We model total daily fishing hours per 1,000 km², $y_{it}$, for region $i$ during date $t$ as

$$y_{it}=f\left(t\right)P_i+g\left(t\right)+\gamma P_i+\mathrm{\Pi }\prime {\mathbb{Z}}_{it}+{ϵ}_{it},$$ [1]

where $f\left(t\right)$ and $g\left(t\right)$ are restricted cubic splines with knots that are evenly spaced in time and $P_i$ is an indicator variable equal to 1 if $i$ is PIPA and 0 if $i$ is the Kiribati control region. Fig. 3, Bottom plots the response functions $\hat{f}\left(t\right)$ with 6 knots, estimated separately for the periods before and after PIPA implementation. Models M1 and M2 in SI Appendix, Fig. S2 allow 5 and 7 knots, respectively. The vector ${\mathbb{Z}}_{it}$ is a set of controls. The benchmark model in Fig. 3 includes only a constant term. Model M1 in SI Appendix, Fig. S1 adds a quadratic in region-specific sea-surface temperature to the benchmark model. Model M2 in SI Appendix, Fig. S1 augments model M1 by adding month fixed effects. ${ϵ}_{it}$ is an error term. The benchmark model in Fig. 3 allows errors to be robust to serial correlation and heteroscedasticity of arbitrary form within a 60-d window (26). Models M1 and M2 in SI Appendix, Fig. S3 allow arbitrary serial correlation across 15- and 90-d time windows, respectively. Model M3 in SI Appendix, Fig. S3 allow arbitrary serial correlation with a given month. Model M2 in SI Appendix, Fig. S4 uses an alternative neural net classification procedure for determining fishing effort, rather than our benchmark logistic regression classification procedure.

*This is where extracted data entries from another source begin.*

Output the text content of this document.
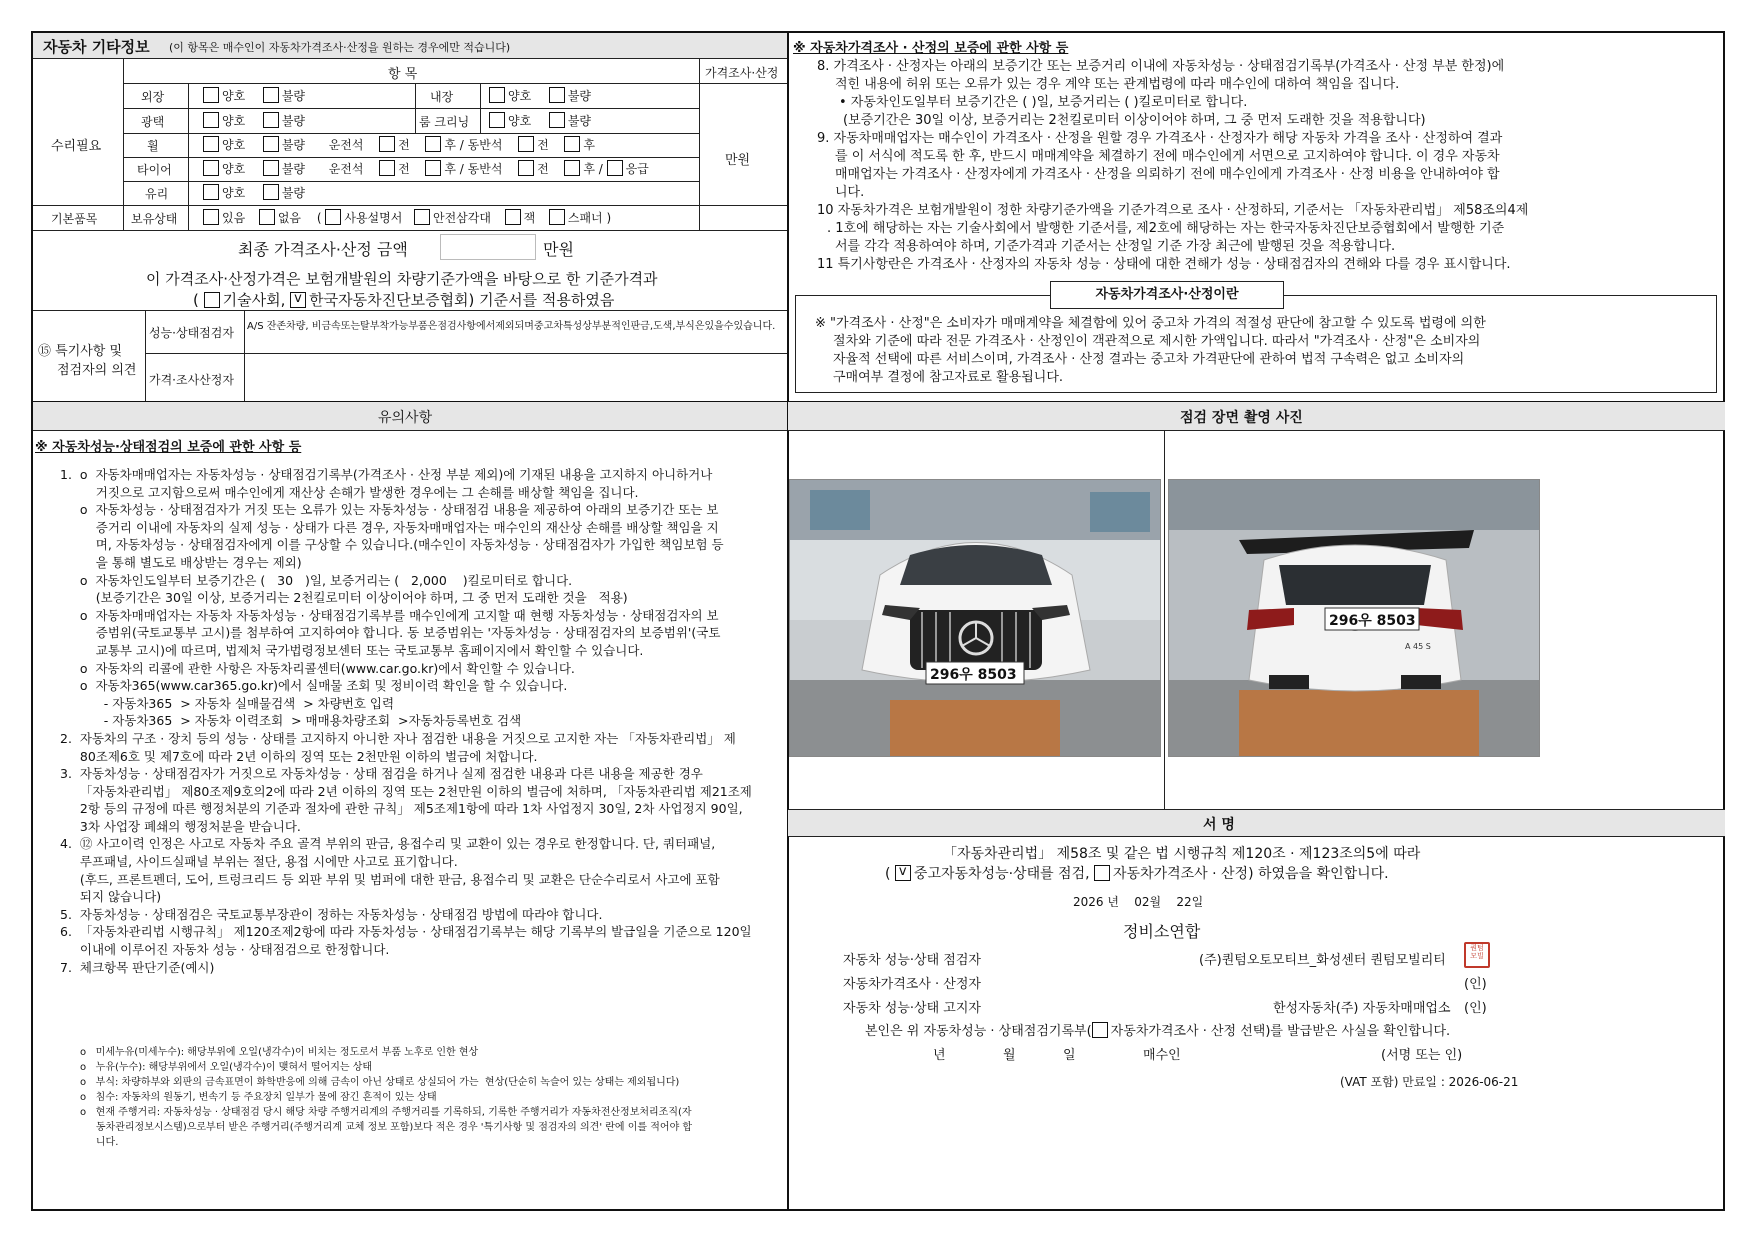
자동차 기타정보 (이 항목은 매수인이 자동차가격조사·산정을 원하는 경우에만 적습니다)
항 목	가격조사·산정
수리필요
만원
외장	양호	불량	내장	양호	불량
광택	양호	불량	룸 크리닝	양호	불량
휠	양호	불량 운전석	전	후 / 동반석	전	후
타이어	양호	불량 운전석	전	후 / 동반석	전	후 / 응급
유리	양호	불량
기본품목	보유상태	있음	없음 ( 사용설명서	안전삼각대	잭	스패너 )
최종 가격조사·산정 금액	만원
이 가격조사·산정가격은 보험개발원의 차량기준가액을 바탕으로 한 기준가격과
( 기술사회, v 한국자동차진단보증협회) 기준서를 적용하였음
⑮ 특기사항 및
점검자의 의견
성능·상태점검자 A/S 잔존차량, 비금속또는탈부착가능부품은점검사항에서제외되며중고차특성상부분적인판금,도색,부식은있을수있습니다.
가격·조사산정자
※ 자동차가격조사 · 산정의 보증에 관한 사항 등

8. 가격조사 · 산정자는 아래의 보증기간 또는 보증거리 이내에 자동차성능 · 상태점검기록부(가격조사 · 산정 부분 한정)에

적힌 내용에 허위 또는 오류가 있는 경우 계약 또는 관계법령에 따라 매수인에 대하여 책임을 집니다.

• 자동차인도일부터 보증기간은 ( )일, 보증거리는 ( )킬로미터로 합니다.

(보증기간은 30일 이상, 보증거리는 2천킬로미터 이상이어야 하며, 그 중 먼저 도래한 것을 적용합니다)

9. 자동차매매업자는 매수인이 가격조사 · 산정을 원할 경우 가격조사 · 산정자가 해당 자동차 가격을 조사 · 산정하여 결과

를 이 서식에 적도록 한 후, 반드시 매매계약을 체결하기 전에 매수인에게 서면으로 고지하여야 합니다. 이 경우 자동차

매매업자는 가격조사 · 산정자에게 가격조사 · 산정을 의뢰하기 전에 매수인에게 가격조사 · 산정 비용을 안내하여야 합

니다.

10 자동차가격은 보험개발원이 정한 차량기준가액을 기준가격으로 조사 · 산정하되, 기준서는 「자동차관리법」 제58조의4제

. 1호에 해당하는 자는 기술사회에서 발행한 기준서를, 제2호에 해당하는 자는 한국자동차진단보증협회에서 발행한 기준

서를 각각 적용하여야 하며, 기준가격과 기준서는 산정일 기준 가장 최근에 발행된 것을 적용합니다.

11 특기사항란은 가격조사 · 산정자의 자동차 성능 · 상태에 대한 견해가 성능 · 상태점검자의 견해와 다를 경우 표시합니다.

자동차가격조사·산정이란

※ "가격조사 · 산정"은 소비자가 매매계약을 체결함에 있어 중고차 가격의 적절성 판단에 참고할 수 있도록 법령에 의한

절차와 기준에 따라 전문 가격조사 · 산정인이 객관적으로 제시한 가액입니다. 따라서 "가격조사 · 산정"은 소비자의

자율적 선택에 따른 서비스이며, 가격조사 · 산정 결과는 중고차 가격판단에 관하여 법적 구속력은 없고 소비자의

구매여부 결정에 참고자료로 활용됩니다.

유의사항
※ 자동차성능·상태점검의 보증에 관한 사항 등

1.  o  자동차매매업자는 자동차성능 · 상태점검기록부(가격조사 · 산정 부분 제외)에 기재된 내용을 고지하지 아니하거나

거짓으로 고지함으로써 매수인에게 재산상 손해가 발생한 경우에는 그 손해를 배상할 책임을 집니다.

o  자동차성능 · 상태점검자가 거짓 또는 오류가 있는 자동차성능 · 상태점검 내용을 제공하여 아래의 보증기간 또는 보

증거리 이내에 자동차의 실제 성능 · 상태가 다른 경우, 자동차매매업자는 매수인의 재산상 손해를 배상할 책임을 지

며, 자동차성능 · 상태점검자에게 이를 구상할 수 있습니다.(매수인이 자동차성능 · 상태점검자가 가입한 책임보험 등

을 통해 별도로 배상받는 경우는 제외)

o  자동차인도일부터 보증기간은 (   30   )일, 보증거리는 (   2,000    )킬로미터로 합니다.

(보증기간은 30일 이상, 보증거리는 2천킬로미터 이상이어야 하며, 그 중 먼저 도래한 것을   적용)

o  자동차매매업자는 자동차 자동차성능 · 상태점검기록부를 매수인에게 고지할 때 현행 자동차성능 · 상태점검자의 보

증범위(국토교통부 고시)를 첨부하여 고지하여야 합니다. 동 보증범위는 '자동차성능 · 상태점검자의 보증범위'(국토

교통부 고시)에 따르며, 법제처 국가법령정보센터 또는 국토교통부 홈페이지에서 확인할 수 있습니다.

o  자동차의 리콜에 관한 사항은 자동차리콜센터(www.car.go.kr)에서 확인할 수 있습니다.

o  자동차365(www.car365.go.kr)에서 실매물 조회 및 정비이력 확인을 할 수 있습니다.

- 자동차365  > 자동차 실매물검색  > 차량번호 입력

- 자동차365  > 자동차 이력조회  > 매매용차량조회  >자동차등록번호 검색

2.  자동차의 구조 · 장치 등의 성능 · 상태를 고지하지 아니한 자나 점검한 내용을 거짓으로 고지한 자는 「자동차관리법」 제

80조제6호 및 제7호에 따라 2년 이하의 징역 또는 2천만원 이하의 벌금에 처합니다.

3.  자동차성능 · 상태점검자가 거짓으로 자동차성능 · 상태 점검을 하거나 실제 점검한 내용과 다른 내용을 제공한 경우

「자동차관리법」 제80조제9호의2에 따라 2년 이하의 징역 또는 2천만원 이하의 벌금에 처하며, 「자동차관리법 제21조제

2항 등의 규정에 따른 행정처분의 기준과 절차에 관한 규칙」 제5조제1항에 따라 1차 사업정지 30일, 2차 사업정지 90일,

3차 사업장 폐쇄의 행정처분을 받습니다.

4.  ⑫ 사고이력 인정은 사고로 자동차 주요 골격 부위의 판금, 용접수리 및 교환이 있는 경우로 한정합니다. 단, 쿼터패널,

루프패널, 사이드실패널 부위는 절단, 용접 시에만 사고로 표기합니다.

(후드, 프론트펜더, 도어, 트렁크리드 등 외판 부위 및 범퍼에 대한 판금, 용접수리 및 교환은 단순수리로서 사고에 포함

되지 않습니다)

5.  자동차성능 · 상태점검은 국토교통부장관이 정하는 자동차성능 · 상태점검 방법에 따라야 합니다.

6.  「자동차관리법 시행규칙」 제120조제2항에 따라 자동차성능 · 상태점검기록부는 해당 기록부의 발급일을 기준으로 120일

이내에 이루어진 자동차 성능 · 상태점검으로 한정합니다.

7.  체크항목 판단기준(예시)

o   미세누유(미세누수): 해당부위에 오일(냉각수)이 비치는 정도로서 부품 노후로 인한 현상

o   누유(누수): 해당부위에서 오일(냉각수)이 맺혀서 떨어지는 상태

o   부식: 차량하부와 외판의 금속표면이 화학반응에 의해 금속이 아닌 상태로 상실되어 가는  현상(단순히 녹슬어 있는 상태는 제외됩니다)

o   침수: 자동차의 원동기, 변속기 등 주요장치 일부가 물에 잠긴 흔적이 있는 상태

o   현재 주행거리: 자동차성능 · 상태점검 당시 해당 차량 주행거리계의 주행거리를 기록하되, 기록한 주행거리가 자동차전산정보처리조직(자

동차관리정보시스템)으로부터 받은 주행거리(주행거리계 교체 정보 포함)보다 적은 경우 '특기사항 및 점검자의 의견' 란에 이를 적어야 합

니다.

점검 장면 촬영 사진
296우 8503
296우 8503
A 45 S
서 명
「자동차관리법」 제58조 및 같은 법 시행규칙 제120조 · 제123조의5에 따라
( v 중고자동차성능·상태를 점검, 자동차가격조사 · 산정) 하였음을 확인합니다.
2026 년 02월 22일
정비소연합
자동차 성능·상태 점검자	(주)퀀텀오토모티브_화성센터 퀀텀모빌리티
퀀텀 모빌
자동차가격조사 · 산정자	(인)
자동차 성능·상태 고지자	한성자동차(주) 자동차매매업소 (인)
본인은 위 자동차성능 · 상태점검기록부( 자동차가격조사 · 산정 선택)를 발급받은 사실을 확인합니다.
년	월	일	매수인	(서명 또는 인)
(VAT 포함) 만료일 : 2026-06-21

Current fishing pressure estimates for each FAO MFA were calculated using a catch-weighted mean of fishing pressure ($F/F_{MSY}$) from all fisheries caught in the area from a global database of fisheries status estimates (27). Expected fishing pressure estimates following an announcement of no-take marine reserve expansion to 30% marine reserve coverage are calculated for each fishing area by first determining the difference between 30% and the current MPA coverage, and then increasing a fraction of the current fishing pressure equivalent to this expansion fraction by the empirically determined increase in fishing pressure observed inside PIPA (+130%). We highlight that since many current MPAs are not yet no-take marine reserves, the necessary expansion fraction for each FAO MFA will be even higher than given here. For the Pacific Antarctic area (which, with 39.5% MPA coverage, is the only area with global coverage already exceeding the 30% target), we assumed an expansion fraction of 0%. Similarly, these calculations were also done for all individual fisheries globally to determine the number of fisheries that would move into an overfishing situation ($F/F_{MSY}>1$) under a marine reserve expansion announcement scenario.